Вариант
Не заладилось все с шести утра, когда вместо будильника зазвонил телефон. За что и был направлен в стену. Дело в том, что будильник мой находится внутри каучукового шарика, который отскакивает от стен, прыгает по спальне, и в итоге задевает меня. Так я просыпаюсь. Эта чудесная голландская штучка делает утро чуть более радостным. Ведь я так его не люблю. Особенно не люблю, когда ему надо будет просыпаться. Таких мгновений, когда просыпаешься чуть раньше, и смотришь, смотришь, смотришь на него, с трудом отрывая голову от подушки. Этому созерцанию не мешают ни затекший в неудобной позе локоть, ни первые лучики солнца, светящие прямо в глаза. Этой картине название наслаждение. Кто способен от нее отказаться? Кто может заставить от нее оторваться, кроме утра?
Стальная крышечка с лязгом отпрыгнула на паркет. А когда я потянулась, чтобы ее поднять, и убедиться, что мой телефон потрясающе живучий, со скользкой кожи кровати съехала простыня, и я вместе с ней. Ударившись каждой косточкой, и лежа на полу, с растрепанным пучком на голове и заспанным лицом я осознала, что день будет не из легких.
Даже позавтракать не успела. Наспех одевшись, выскочила на улицу и, поймав первую попавшуюся машину, чуть в ней и не уснула. Что крайне неосмотрительно. Расплатиться пыталась нерусской купюрой. Водитель, добродушный, порядочный старичок, засмущавшись, попросил купюру поменьше.

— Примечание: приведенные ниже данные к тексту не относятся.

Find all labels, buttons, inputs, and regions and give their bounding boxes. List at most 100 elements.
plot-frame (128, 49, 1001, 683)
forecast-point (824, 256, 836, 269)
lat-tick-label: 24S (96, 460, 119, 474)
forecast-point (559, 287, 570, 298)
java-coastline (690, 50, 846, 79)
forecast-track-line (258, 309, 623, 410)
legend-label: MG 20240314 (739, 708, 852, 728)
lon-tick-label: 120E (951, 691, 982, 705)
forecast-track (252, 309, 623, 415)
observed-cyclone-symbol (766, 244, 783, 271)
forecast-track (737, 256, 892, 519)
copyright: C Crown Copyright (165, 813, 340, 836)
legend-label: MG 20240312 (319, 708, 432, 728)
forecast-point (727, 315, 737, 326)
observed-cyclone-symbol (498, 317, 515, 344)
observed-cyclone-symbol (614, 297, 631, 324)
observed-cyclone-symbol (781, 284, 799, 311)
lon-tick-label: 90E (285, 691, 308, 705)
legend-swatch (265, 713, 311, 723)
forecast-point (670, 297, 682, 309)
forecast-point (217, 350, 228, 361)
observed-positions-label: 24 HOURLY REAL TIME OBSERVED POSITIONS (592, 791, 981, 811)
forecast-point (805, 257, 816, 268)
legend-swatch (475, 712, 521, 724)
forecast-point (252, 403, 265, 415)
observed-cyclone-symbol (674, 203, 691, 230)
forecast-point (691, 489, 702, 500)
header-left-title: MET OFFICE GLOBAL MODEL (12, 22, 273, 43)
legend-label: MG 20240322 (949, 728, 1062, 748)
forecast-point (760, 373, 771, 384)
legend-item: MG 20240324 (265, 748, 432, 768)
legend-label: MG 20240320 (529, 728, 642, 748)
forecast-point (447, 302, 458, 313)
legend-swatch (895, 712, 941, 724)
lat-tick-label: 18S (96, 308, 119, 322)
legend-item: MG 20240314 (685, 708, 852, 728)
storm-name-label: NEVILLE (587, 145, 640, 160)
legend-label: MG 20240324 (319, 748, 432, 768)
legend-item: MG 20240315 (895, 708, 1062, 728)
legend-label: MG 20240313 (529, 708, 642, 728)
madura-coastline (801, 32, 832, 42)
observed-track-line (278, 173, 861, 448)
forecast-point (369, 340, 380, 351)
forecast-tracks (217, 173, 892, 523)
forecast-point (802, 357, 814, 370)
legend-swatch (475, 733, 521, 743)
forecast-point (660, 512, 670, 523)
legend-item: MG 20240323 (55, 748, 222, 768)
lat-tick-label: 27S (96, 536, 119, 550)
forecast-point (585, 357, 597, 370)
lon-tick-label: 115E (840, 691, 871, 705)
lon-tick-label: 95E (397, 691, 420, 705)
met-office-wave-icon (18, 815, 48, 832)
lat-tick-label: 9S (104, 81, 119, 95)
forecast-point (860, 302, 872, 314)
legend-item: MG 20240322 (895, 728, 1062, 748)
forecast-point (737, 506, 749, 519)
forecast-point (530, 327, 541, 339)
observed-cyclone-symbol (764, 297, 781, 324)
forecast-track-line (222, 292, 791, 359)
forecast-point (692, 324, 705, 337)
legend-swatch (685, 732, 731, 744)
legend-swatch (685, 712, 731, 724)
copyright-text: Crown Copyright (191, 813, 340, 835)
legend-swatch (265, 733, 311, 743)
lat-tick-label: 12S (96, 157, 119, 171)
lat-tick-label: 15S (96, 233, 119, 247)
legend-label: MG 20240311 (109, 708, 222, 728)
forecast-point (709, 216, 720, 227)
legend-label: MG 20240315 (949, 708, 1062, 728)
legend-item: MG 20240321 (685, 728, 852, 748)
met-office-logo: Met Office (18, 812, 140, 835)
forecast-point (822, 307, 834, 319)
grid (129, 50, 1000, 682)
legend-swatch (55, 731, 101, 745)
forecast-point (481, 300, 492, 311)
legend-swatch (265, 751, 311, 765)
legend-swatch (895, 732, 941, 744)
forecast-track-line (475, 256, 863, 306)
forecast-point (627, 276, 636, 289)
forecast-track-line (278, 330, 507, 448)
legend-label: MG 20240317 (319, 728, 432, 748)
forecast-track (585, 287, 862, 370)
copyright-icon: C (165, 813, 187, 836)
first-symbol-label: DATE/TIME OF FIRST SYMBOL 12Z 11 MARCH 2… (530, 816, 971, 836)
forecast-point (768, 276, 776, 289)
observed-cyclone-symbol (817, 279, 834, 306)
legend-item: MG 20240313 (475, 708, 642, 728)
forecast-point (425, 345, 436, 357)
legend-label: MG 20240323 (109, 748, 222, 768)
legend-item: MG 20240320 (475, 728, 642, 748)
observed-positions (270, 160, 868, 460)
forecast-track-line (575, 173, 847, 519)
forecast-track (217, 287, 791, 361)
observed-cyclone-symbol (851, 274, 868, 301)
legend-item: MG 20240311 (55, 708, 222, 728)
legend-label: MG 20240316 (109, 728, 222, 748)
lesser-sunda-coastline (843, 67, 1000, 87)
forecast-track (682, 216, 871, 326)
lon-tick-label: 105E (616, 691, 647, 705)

«Это было единственное приятное событие за целый день», думала я, общаясь со сварливой заказчицей, экономящей на красоте каждую копейку. Как можно экономить на красоте? На эксклюзиве? Объясните мне.… Та же мысль пришла в голову, когда, испытав все прелести московских пробок, легкого психоза из-за назревающего опоздания, и, как следствие, спуска в подземку, я приползла в офис, и мой излюбленный сайт завис. Второй оказался пустынным и безлюдным.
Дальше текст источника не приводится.